As you begin integrating qualitative methods into your teaching, remember that your own journey of learning continues. Be transparent with students about your own process of exploring qualitative approaches. This not only models intellectual humility but also creates a collaborative learning environment where methodological curiosity and critical thinking can flourish.

References and Further Reading

Accessible Introductions to Qualitative Methods in Psychology

  • Braun, V. & Clarke, V. (2013). Successful qualitative research: A practical guide for beginners. London: Sage.
  • Smith, J. A. (Ed.). (2015). Qualitative psychology: A practical guide to research methods (3rd ed.). London: Sage.
  • Willig, C. (2013). Introducing qualitative research in psychology (3rd ed.). Maidenhead: Open University Press.

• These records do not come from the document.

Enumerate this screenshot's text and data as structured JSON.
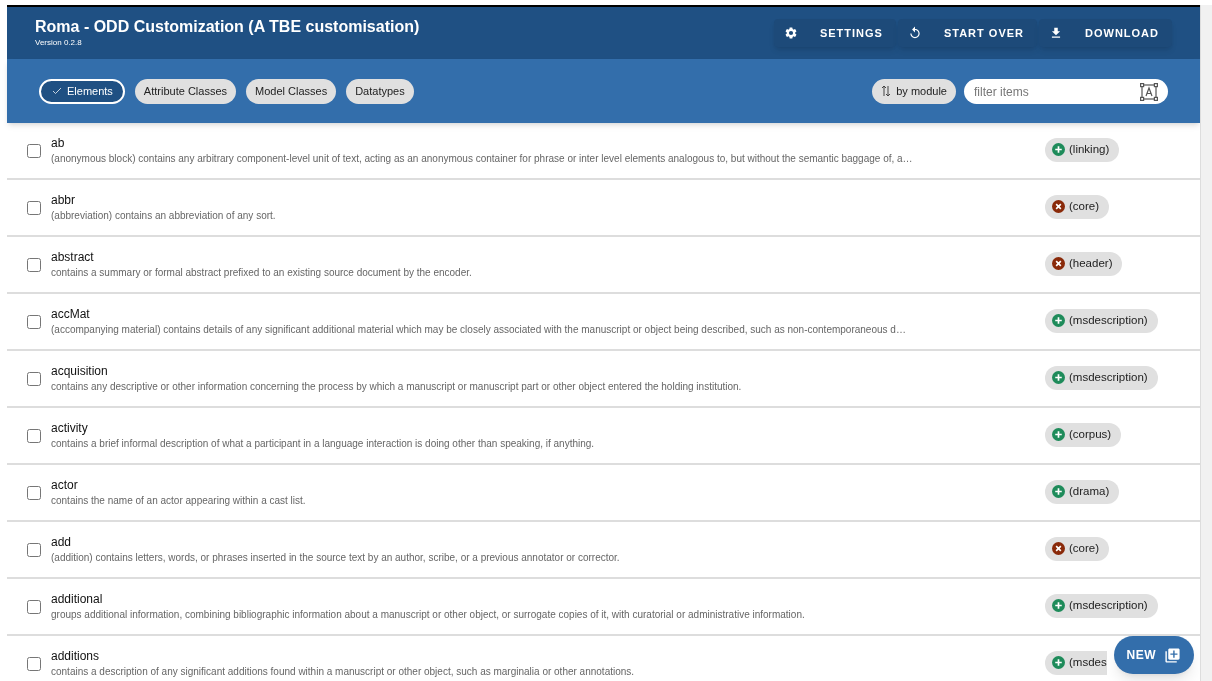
{
  "header": {
    "title": "Roma - ODD Customization (A TBE customisation)",
    "version": "Version 0.2.8",
    "actions": [
      {
        "kind": "settings",
        "label": "SETTINGS"
      },
      {
        "kind": "restart",
        "label": "START OVER"
      },
      {
        "kind": "download",
        "label": "DOWNLOAD"
      }
    ]
  },
  "filters": [
    {
      "label": "Elements",
      "selected": true
    },
    {
      "label": "Attribute Classes",
      "selected": false
    },
    {
      "label": "Model Classes",
      "selected": false
    },
    {
      "label": "Datatypes",
      "selected": false
    }
  ],
  "sort": {
    "label": "by module"
  },
  "search": {
    "placeholder": "filter items"
  },
  "items": [
    {
      "name": "ab",
      "description": "(anonymous block) contains any arbitrary component-level unit of text, acting as an anonymous container for phrase or inter level elements analogous to, but without the semantic baggage of, a…",
      "checked": false,
      "module": "(linking)",
      "included": true
    },
    {
      "name": "abbr",
      "description": "(abbreviation) contains an abbreviation of any sort.",
      "checked": false,
      "module": "(core)",
      "included": false
    },
    {
      "name": "abstract",
      "description": "contains a summary or formal abstract prefixed to an existing source document by the encoder.",
      "checked": false,
      "module": "(header)",
      "included": false
    },
    {
      "name": "accMat",
      "description": "(accompanying material) contains details of any significant additional material which may be closely associated with the manuscript or object being described, such as non-contemporaneous d…",
      "checked": false,
      "module": "(msdescription)",
      "included": true
    },
    {
      "name": "acquisition",
      "description": "contains any descriptive or other information concerning the process by which a manuscript or manuscript part or other object entered the holding institution.",
      "checked": false,
      "module": "(msdescription)",
      "included": true
    },
    {
      "name": "activity",
      "description": "contains a brief informal description of what a participant in a language interaction is doing other than speaking, if anything.",
      "checked": false,
      "module": "(corpus)",
      "included": true
    },
    {
      "name": "actor",
      "description": "contains the name of an actor appearing within a cast list.",
      "checked": false,
      "module": "(drama)",
      "included": true
    },
    {
      "name": "add",
      "description": "(addition) contains letters, words, or phrases inserted in the source text by an author, scribe, or a previous annotator or corrector.",
      "checked": false,
      "module": "(core)",
      "included": false
    },
    {
      "name": "additional",
      "description": "groups additional information, combining bibliographic information about a manuscript or other object, or surrogate copies of it, with curatorial or administrative information.",
      "checked": false,
      "module": "(msdescription)",
      "included": true
    },
    {
      "name": "additions",
      "description": "contains a description of any significant additions found within a manuscript or other object, such as marginalia or other annotations.",
      "checked": false,
      "module": "(msdes",
      "included": true
    }
  ],
  "fab": {
    "label": "NEW"
  }
}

On Teaching Qualitative Methods

  • Clarke, V. & Braun, V. (2013). Teaching thematic analysis: Overcoming challenges and developing strategies for effective learning. The Psychologist, 26(2), 120-123.
  • Forrester, M. A., & Koutsopoulou, G. Z. (2008). Providing resources for enhancing the teaching of qualitative methods at the undergraduate level: Current practices and the work of the HEA Psychology Network group. Qualitative Research in Psychology, 5(3), 173-178.

Key Methodological Papers

  • Braun, V., & Clarke, V. (2006). Using thematic analysis in psychology. Qualitative Research in Psychology, 3(2), 77-101.
  • Smith, J. A., & Osborn, M. (2008). Interpretative phenomenological analysis. In J. A. Smith (Ed.), Qualitative psychology: A practical guide to research methods (pp. 53-80). London: Sage.
  • Charmaz, K. (2006). Constructing grounded theory: A practical guide through qualitative analysis. London: Sage.

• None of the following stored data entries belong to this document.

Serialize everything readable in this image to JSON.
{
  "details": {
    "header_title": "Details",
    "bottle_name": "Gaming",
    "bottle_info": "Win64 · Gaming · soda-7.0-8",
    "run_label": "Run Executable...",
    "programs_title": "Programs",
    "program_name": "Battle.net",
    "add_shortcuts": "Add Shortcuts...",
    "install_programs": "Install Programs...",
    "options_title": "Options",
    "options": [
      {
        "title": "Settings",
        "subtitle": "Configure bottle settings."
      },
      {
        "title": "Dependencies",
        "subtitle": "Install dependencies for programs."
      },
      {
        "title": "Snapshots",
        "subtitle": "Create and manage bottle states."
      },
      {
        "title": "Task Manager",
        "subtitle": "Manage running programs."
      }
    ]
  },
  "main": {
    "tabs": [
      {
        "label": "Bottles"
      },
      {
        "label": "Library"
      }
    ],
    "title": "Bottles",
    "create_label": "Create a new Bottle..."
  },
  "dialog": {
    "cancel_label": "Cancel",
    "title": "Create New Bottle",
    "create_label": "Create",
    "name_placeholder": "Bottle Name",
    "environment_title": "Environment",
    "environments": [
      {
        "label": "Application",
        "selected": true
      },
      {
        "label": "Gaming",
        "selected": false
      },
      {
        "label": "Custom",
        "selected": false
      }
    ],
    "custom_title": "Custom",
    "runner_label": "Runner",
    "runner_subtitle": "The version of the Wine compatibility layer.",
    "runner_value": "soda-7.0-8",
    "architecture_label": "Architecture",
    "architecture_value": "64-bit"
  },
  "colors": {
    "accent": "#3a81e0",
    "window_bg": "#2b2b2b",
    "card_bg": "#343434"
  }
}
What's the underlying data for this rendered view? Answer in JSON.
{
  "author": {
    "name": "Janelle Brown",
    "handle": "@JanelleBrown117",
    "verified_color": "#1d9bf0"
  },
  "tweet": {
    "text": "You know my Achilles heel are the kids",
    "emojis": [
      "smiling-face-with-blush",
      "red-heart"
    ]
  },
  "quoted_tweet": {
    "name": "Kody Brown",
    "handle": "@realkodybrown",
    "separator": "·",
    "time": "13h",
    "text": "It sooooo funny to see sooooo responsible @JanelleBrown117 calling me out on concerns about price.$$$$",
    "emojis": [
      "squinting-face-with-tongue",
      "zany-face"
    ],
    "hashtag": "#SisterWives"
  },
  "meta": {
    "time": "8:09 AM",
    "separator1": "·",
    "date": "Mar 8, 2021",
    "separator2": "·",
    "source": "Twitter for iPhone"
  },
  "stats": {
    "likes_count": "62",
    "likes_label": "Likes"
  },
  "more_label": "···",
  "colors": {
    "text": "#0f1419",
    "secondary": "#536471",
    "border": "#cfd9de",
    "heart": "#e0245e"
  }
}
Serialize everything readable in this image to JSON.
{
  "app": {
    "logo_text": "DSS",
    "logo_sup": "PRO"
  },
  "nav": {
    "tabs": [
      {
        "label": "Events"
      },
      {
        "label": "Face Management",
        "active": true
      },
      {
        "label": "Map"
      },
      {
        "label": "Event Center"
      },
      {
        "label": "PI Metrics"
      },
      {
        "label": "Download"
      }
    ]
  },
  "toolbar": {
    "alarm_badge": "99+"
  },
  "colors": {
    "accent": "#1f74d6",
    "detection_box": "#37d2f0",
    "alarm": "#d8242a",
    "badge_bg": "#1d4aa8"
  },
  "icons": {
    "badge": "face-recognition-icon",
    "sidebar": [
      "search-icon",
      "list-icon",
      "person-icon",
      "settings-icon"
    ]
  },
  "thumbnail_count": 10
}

Critical Perspectives on Methodology

  • Gergen, K. J. (2001). Psychological science in a postmodern context. American Psychologist, 56(10), 803-813.
  • Harding, S. (1991). Whose science? Whose knowledge?: Thinking from women’s lives. Ithaca, NY: Cornell University Press.
  • Teo, T. (2015). Critical psychology: A geography of intellectual engagement and resistance. American Psychologist, 70(3), 243-254.